Ode à Napoléon

C’en est fait de toi, hier encore un très grand roi,
Armé contre l’Europe pour lutter,
Maintenant dégradé, chose sans nom, oui, toi,
Roi tombé, mais vivant, ô fier guerrier!
Es-tu donc le héros, l’homme de mille trônes,
Des os des ennemis vaincus jonchant les zones?

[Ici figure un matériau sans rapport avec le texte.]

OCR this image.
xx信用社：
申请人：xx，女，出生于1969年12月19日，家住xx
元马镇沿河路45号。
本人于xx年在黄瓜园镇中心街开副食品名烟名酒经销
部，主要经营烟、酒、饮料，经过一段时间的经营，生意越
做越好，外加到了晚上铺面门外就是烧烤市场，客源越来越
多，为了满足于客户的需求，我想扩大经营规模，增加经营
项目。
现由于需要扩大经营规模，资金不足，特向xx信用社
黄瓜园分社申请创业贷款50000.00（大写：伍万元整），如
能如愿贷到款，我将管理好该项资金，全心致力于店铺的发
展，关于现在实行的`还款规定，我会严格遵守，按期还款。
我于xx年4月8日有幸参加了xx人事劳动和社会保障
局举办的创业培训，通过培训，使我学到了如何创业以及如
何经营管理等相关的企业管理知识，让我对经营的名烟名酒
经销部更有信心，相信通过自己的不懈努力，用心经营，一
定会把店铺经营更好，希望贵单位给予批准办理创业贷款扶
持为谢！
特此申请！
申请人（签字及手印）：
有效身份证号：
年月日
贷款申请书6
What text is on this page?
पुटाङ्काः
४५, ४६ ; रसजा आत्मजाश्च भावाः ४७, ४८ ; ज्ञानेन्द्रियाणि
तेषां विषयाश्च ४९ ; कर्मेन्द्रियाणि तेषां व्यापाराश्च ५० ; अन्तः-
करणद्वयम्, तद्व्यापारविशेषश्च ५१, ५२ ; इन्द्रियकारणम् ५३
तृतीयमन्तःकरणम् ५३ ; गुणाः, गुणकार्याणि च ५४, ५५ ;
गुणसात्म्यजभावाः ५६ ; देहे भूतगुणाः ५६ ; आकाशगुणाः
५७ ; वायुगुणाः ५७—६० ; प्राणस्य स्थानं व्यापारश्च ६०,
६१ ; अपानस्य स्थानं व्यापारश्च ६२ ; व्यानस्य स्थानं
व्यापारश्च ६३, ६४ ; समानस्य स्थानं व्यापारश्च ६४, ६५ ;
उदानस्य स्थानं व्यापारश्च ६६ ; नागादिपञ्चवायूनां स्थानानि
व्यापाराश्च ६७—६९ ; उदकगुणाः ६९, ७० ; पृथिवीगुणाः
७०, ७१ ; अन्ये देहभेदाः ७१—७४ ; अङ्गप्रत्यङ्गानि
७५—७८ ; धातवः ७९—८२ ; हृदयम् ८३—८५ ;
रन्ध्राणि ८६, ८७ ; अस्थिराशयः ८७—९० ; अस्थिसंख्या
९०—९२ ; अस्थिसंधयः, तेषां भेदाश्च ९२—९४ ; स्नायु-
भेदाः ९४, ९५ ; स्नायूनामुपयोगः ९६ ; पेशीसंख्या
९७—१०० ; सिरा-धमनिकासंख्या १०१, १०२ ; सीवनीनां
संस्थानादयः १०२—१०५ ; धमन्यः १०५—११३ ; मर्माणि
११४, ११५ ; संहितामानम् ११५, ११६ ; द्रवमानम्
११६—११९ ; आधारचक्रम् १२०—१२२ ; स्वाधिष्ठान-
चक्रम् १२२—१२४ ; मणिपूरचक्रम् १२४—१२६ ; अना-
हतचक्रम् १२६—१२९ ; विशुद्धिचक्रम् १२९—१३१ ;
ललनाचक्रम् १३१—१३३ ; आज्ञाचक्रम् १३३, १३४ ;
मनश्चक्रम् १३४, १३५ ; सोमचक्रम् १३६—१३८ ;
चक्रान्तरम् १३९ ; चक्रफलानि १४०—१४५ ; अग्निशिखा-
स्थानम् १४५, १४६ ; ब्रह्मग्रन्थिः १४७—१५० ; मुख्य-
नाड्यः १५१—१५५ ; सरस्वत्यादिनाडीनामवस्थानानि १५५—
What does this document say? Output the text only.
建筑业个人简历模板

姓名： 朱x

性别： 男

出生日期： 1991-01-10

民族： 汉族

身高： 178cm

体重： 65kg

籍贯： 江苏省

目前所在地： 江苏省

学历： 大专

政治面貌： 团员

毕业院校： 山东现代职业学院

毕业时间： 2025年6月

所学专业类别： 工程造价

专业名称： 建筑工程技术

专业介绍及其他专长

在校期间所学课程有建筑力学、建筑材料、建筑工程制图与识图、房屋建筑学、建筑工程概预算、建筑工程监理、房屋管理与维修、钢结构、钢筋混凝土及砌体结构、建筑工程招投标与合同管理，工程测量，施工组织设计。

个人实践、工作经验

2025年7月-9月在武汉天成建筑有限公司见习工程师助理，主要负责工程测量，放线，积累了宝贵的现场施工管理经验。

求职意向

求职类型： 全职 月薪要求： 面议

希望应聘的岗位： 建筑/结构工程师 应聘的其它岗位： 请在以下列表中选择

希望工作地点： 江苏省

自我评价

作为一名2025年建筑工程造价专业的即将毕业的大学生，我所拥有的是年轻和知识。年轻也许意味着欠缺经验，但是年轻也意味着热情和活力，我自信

Si déchu, peux-tu pourtant exister?
Depuis l’Ange à tort nommé l’Astre du Matin,
Homme ou Démon n’eut une telle fin!
Homme à l’esprit mauvais, pourquoi donc châtier
Ceux qui si bas plièrent les genoux?
Tu fus aveugle; à force de te regarder,
Tu enseignas à voir à tes jaloux.
Pour sauver ton pouvoir, en ton immense orgueil,
Ton seul cadeau royal fut toujours le cercueil
Pour ces héros qui surent t’adorer,
Et jusqu’à ta chute, on n’a jamais deviné
Qu’ambition vaut bien moins qu’obscurité!
Tes triomphes, ta vanité, même ta gloire,
Et de la lutte l’extase chérie,
La voix vibrante et si claire de la victoire,
Pour toi comme le souffle de la vie,
L’épée, le sceptre, et ta puissance d’agir,
Que tous ne semblaient créés que pour obéir,
Ton renom couvrant le monde, ironie!
Tout est en bas! Sombre Esprit déchu, que peut être
La démence de ta mémoire, ô maître!
L’implacable désolateur est désolé,
Vaincu, le vainqueur toujours désolant!
L’arbitre cruel du sort des autres, tombé!
Pour son propre sort, humble, suppliant!
A-t-il encore un espoir impérial bien cher
De recommencer la lutte, lui, l’homme fier,
Ou a-t-il peur de la mort seulement?
De vivre grand prince, ou de mourir triste esclave,
Ton choix, certes, est ignoblement brave!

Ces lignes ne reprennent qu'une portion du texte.